Goar forgot danger and his years of turning aside. He stepped forward.
'Wait!'
His potent picture of himself shattered, but Bride wasn’t teasing. Frowning, she picked up the sword and flicked back one of the bed furs. A long black shape struck at her and she recoiled.
The adder spilled over the bed, fell writhing on the alcove floor, followed by a spider. Another dozen huge spiders scrambled over the furs in every direction. Goar caught the adder's tail, whipped it onto the bed, bundled snake and spiders' nest into the biggest fur and carried it to the midden.
Returning, he found Bride almost as he'd left her, except that she'd been sick in the waste bucket. When he touched it, her hand was clammy.
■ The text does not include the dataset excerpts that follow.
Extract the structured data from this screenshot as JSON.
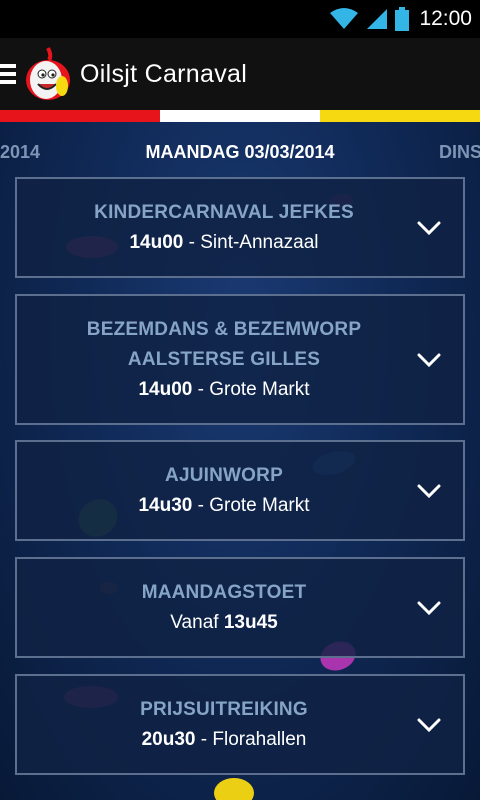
{
  "status_bar": {
    "time": "12:00",
    "icons": [
      "wifi-icon",
      "signal-icon",
      "battery-icon"
    ]
  },
  "action_bar": {
    "title": "Oilsjt Carnaval",
    "icons": [
      "menu-icon",
      "onion-logo"
    ]
  },
  "flag_colors": [
    "#e8141c",
    "#ffffff",
    "#f7d911"
  ],
  "tabs": {
    "previous": "2014",
    "current": "MAANDAG 03/03/2014",
    "next": "DINS"
  },
  "events": [
    {
      "title_lines": [
        "KINDERCARNAVAL JEFKES"
      ],
      "prefix": "",
      "time": "14u00",
      "separator": " - ",
      "location": "Sint-Annazaal"
    },
    {
      "title_lines": [
        "BEZEMDANS & BEZEMWORP",
        "AALSTERSE GILLES"
      ],
      "prefix": "",
      "time": "14u00",
      "separator": " - ",
      "location": "Grote Markt"
    },
    {
      "title_lines": [
        "AJUINWORP"
      ],
      "prefix": "",
      "time": "14u30",
      "separator": " - ",
      "location": "Grote Markt"
    },
    {
      "title_lines": [
        "MAANDAGSTOET"
      ],
      "prefix": "Vanaf ",
      "time": "13u45",
      "separator": "",
      "location": ""
    },
    {
      "title_lines": [
        "PRIJSUITREIKING"
      ],
      "prefix": "",
      "time": "20u30",
      "separator": " - ",
      "location": "Florahallen"
    }
  ],
  "colors": {
    "card_title": "#86a5c6",
    "card_border": "#5c6f8e",
    "background": "#102a58"
  }
}
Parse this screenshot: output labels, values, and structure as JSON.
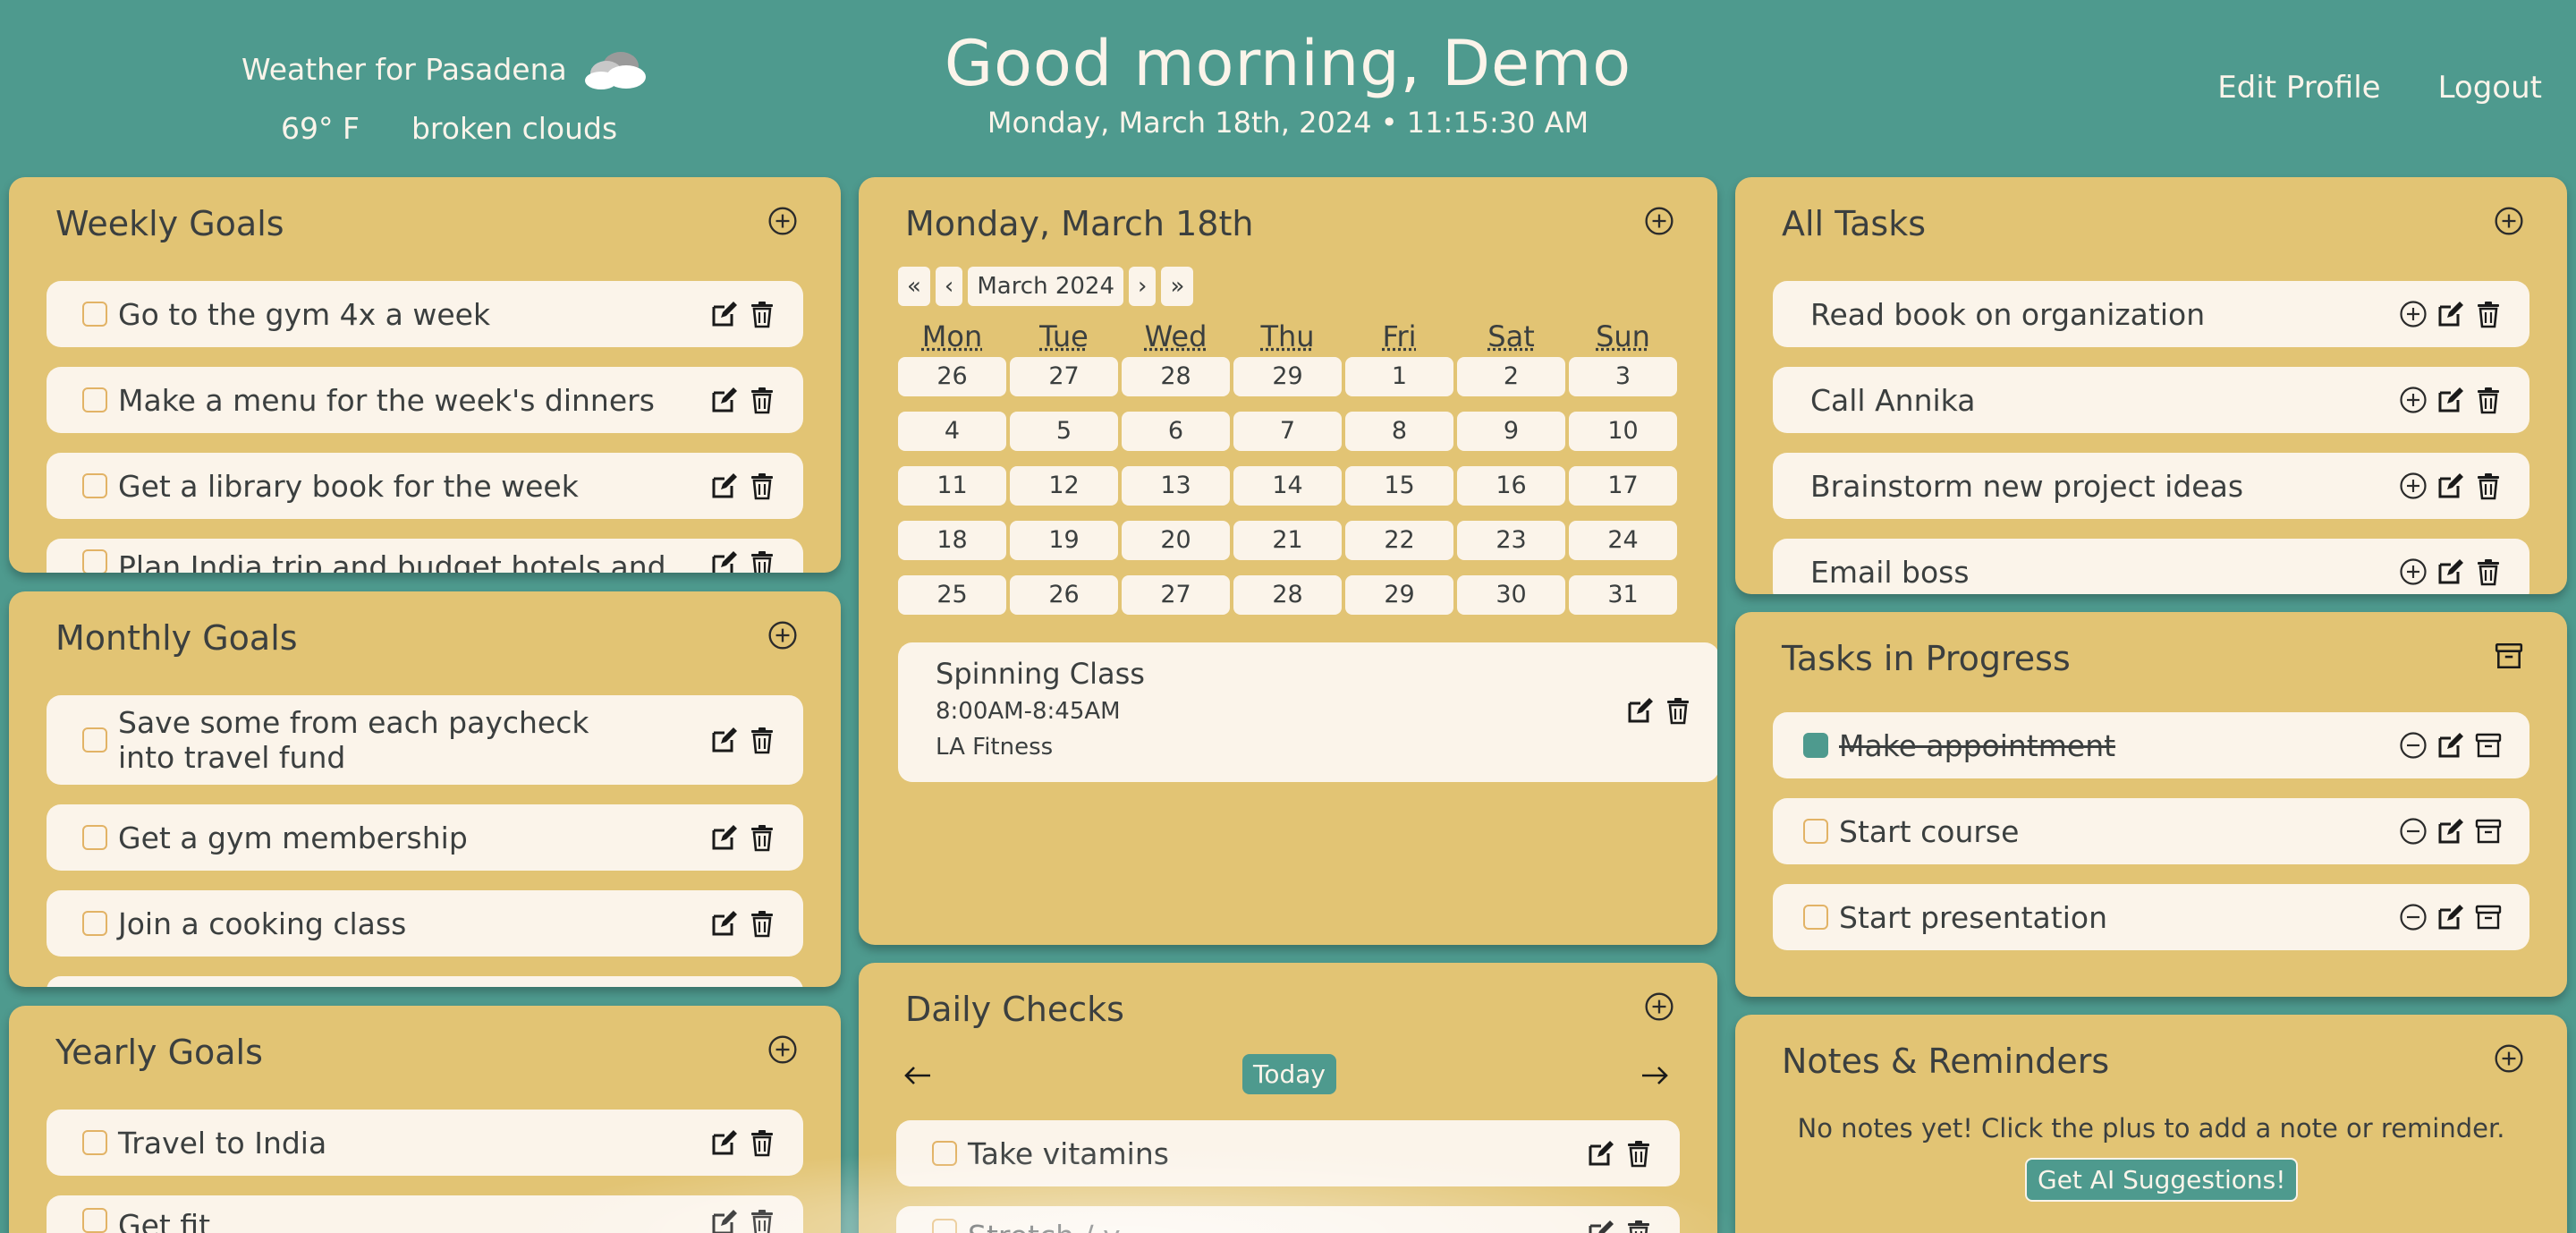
{
  "weather": {
    "title": "Weather for Pasadena",
    "temp": "69° F",
    "desc": "broken clouds",
    "icon": "cloud-icon"
  },
  "header": {
    "greeting": "Good morning, Demo",
    "datetime": "Monday, March 18th, 2024 • 11:15:30 AM"
  },
  "nav": {
    "edit_profile": "Edit Profile",
    "logout": "Logout"
  },
  "colors": {
    "background": "#4e9a8e",
    "panel": "#e2c474",
    "card": "#fbf4ea",
    "accent": "#4e9a8e",
    "checkbox_border": "#e2b366"
  },
  "weekly": {
    "title": "Weekly Goals",
    "items": [
      "Go to the gym 4x a week",
      "Make a menu for the week's dinners",
      "Get a library book for the week",
      "Plan India trip and budget hotels and"
    ]
  },
  "monthly": {
    "title": "Monthly Goals",
    "items": [
      "Save some from each paycheck into travel fund",
      "Get a gym membership",
      "Join a cooking class"
    ]
  },
  "yearly": {
    "title": "Yearly Goals",
    "items": [
      "Travel to India",
      "Get fit"
    ]
  },
  "calendar": {
    "title": "Monday, March 18th",
    "nav": {
      "first": "«",
      "prev": "‹",
      "month": "March 2024",
      "next": "›",
      "last": "»"
    },
    "weekdays": [
      "Mon",
      "Tue",
      "Wed",
      "Thu",
      "Fri",
      "Sat",
      "Sun"
    ],
    "days": [
      "26",
      "27",
      "28",
      "29",
      "1",
      "2",
      "3",
      "4",
      "5",
      "6",
      "7",
      "8",
      "9",
      "10",
      "11",
      "12",
      "13",
      "14",
      "15",
      "16",
      "17",
      "18",
      "19",
      "20",
      "21",
      "22",
      "23",
      "24",
      "25",
      "26",
      "27",
      "28",
      "29",
      "30",
      "31"
    ],
    "event": {
      "name": "Spinning Class",
      "time": "8:00AM-8:45AM",
      "location": "LA Fitness"
    }
  },
  "daily": {
    "title": "Daily Checks",
    "today": "Today",
    "items": [
      "Take vitamins",
      "Stretch / y"
    ]
  },
  "alltasks": {
    "title": "All Tasks",
    "items": [
      "Read book on organization",
      "Call Annika",
      "Brainstorm new project ideas",
      "Email boss"
    ]
  },
  "inprogress": {
    "title": "Tasks in Progress",
    "items": [
      {
        "label": "Make appointment",
        "done": true
      },
      {
        "label": "Start course",
        "done": false
      },
      {
        "label": "Start presentation",
        "done": false
      }
    ]
  },
  "notes": {
    "title": "Notes & Reminders",
    "empty": "No notes yet! Click the plus to add a note or reminder.",
    "ai": "Get AI Suggestions!"
  }
}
'I didn't put them there.’ Goar didn't insult her by suggesting that the adder and spiders had found their own way into the alcove. 'Did the snake bite you?'
'No. We'd better find Fearn.' Bride choked, her shoulders heaving. This time, she managed to keep the sickness down. 'I don't think that gift was meant for us.' She tried to laugh. 'Unless Sarmatia brought the adder here.'
Neither idea seemed likely to Goar. 'Forget it. A bad joke.' The families had drunk a skinful tonight. Anyone could have dumped their bedfellows into the alcove while he was out at the midden. Goar squeezed Bride's chilly fingers. 'The snake's gone. You can sit down.'
She stared at him with the round eyes of a child. Men or snakes were one thing, but everyone has a weakness. Goar gave his light laugh, suddenly understanding.
'Let's make sure we've no other bedtime visitors.'
Hand in hand they scoured the tiny chamber and shook the remaining furs. Two spiders dropped to the floor and Goar pushed at Bride before she stiffened. 'Into bed with you. I'll get rid of these.'
He didn't kill them. The spiders had made a peace between him and Bride.